El Desconocido se había llevado a la Cabra antes de que Jaime pudiera dar con él, pero aún quedaba Zollo, y también Shagwell, Rorge, Urswyck
el Fiel
y los demás.

—¿Para que podáis torturarlos y matarlos?

—¿Qué haríais vos en mi lugar? ¿Perdonarlos?

—Si se arrepintieran sinceramente de sus pecados... Sí, los abrazaría a todos como hermanos y rezaría con ellos antes de mandarlos al patíbulo. Los pecados se pueden perdonar; los crímenes hay que castigarlos. —Hasty juntó las yemas de los dedos ante sí, en un gesto que incomodó a Jaime; le recordaba demasiado a su padre—. ¿Qué queréis que hagamos si damos con Sandor Clegane?

«Rezar —pensó Jaime— y correr.»

—Mandadlo con su amado hermano y dad gracias a los dioses por haber creado siete infiernos. Con uno no bastaría para retener a los dos Clegane. —Se puso en pie con torpeza—. Beric Dondarrion es otra cuestión. Si lo capturáis, esperad a mi regreso. Quiero llevarlo a Desembarco del Rey con una soga al cuello, y que Ser Ilyn le corte la cabeza donde medio reino lo pueda ver.

—¿Y ese sacerdote myriense que cabalga con él? Se dice que va divulgando la fe falsa que profesa.

—Matadlo, besadlo o rezad con él, como queráis.

—No tengo el menor deseo de besarlo, mi señor.

—Seguro que él siente lo mismo por vos. —La sonrisa de Jaime se transformó en un bostezo—. Disculpadme, pero si no tenéis objeción, os dejo.

—Por supuesto, mi señor —respondió Hasty. Sin duda tenía ganas de rezar.

Jaime tenía ganas de luchar. Bajó los escalones de dos en dos para salir adonde el aire de la noche era fresco y vigorizante. Jabalí y Ser Flement Brax se estaban enfrentando en el patio, a la luz de las antorchas, rodeados de soldados que los jaleaban.

«Vencerá Ser Lyle —supo—. Tengo que encontrar a Ser Ilyn.» Volvían a picarle los dedos. Se alejó del ruido y de la luz, pasó bajo el puente cubierto y atravesó el patio de la Piedra Líquida antes de darse cuenta de adonde lo guiaban sus pasos.

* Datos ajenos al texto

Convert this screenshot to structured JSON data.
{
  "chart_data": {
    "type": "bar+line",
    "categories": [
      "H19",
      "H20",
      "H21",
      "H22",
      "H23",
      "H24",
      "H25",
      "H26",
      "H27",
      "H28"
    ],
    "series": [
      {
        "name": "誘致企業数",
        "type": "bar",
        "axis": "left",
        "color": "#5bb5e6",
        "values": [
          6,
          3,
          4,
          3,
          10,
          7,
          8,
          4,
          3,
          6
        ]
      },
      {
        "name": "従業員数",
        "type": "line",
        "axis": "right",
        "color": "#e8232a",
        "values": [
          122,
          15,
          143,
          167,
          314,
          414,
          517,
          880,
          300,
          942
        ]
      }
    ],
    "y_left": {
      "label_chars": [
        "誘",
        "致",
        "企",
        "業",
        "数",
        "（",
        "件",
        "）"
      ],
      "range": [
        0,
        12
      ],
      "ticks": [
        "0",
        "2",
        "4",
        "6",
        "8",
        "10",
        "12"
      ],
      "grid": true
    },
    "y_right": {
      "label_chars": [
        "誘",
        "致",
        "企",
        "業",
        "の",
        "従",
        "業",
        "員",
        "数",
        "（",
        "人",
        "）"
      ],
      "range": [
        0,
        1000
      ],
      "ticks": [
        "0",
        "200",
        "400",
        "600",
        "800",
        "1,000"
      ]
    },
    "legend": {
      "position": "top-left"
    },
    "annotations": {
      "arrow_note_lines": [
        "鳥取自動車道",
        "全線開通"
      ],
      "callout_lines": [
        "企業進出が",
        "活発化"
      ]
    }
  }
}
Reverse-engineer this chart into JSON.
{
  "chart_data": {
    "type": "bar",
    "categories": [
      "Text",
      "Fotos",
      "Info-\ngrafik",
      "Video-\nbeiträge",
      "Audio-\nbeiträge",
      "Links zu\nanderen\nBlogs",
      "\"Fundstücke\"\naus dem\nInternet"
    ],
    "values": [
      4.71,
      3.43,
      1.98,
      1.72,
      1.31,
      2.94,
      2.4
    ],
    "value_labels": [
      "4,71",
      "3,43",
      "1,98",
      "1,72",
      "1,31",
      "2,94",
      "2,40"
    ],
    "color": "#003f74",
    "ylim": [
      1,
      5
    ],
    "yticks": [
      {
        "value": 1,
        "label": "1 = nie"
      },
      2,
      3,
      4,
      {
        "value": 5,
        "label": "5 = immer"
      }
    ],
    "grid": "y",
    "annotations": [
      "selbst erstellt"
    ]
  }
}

Al acercarse al foso del oso vio la luz blanquecina y fría de un farol, que se derramaba por las gradas de piedra.

«Parece que se me han adelantado.» El foso sería un buen lugar para bailar, y tal vez Ser Ilyn hubiera pensado lo mismo.

Pero el caballero que había ante el foso era más corpulento, tenía barba y vestía un jubón rojo y blanco adornado con grifos.

«Connington. ¿Qué hace aquí?» Abajo, el cadáver del oso yacía aún en la arena, aunque ya sólo quedaban los huesos y la piel enmarañada y medio enterrada. Jaime sintió una punzada de compasión por el animal. «Al menos murió luchando.»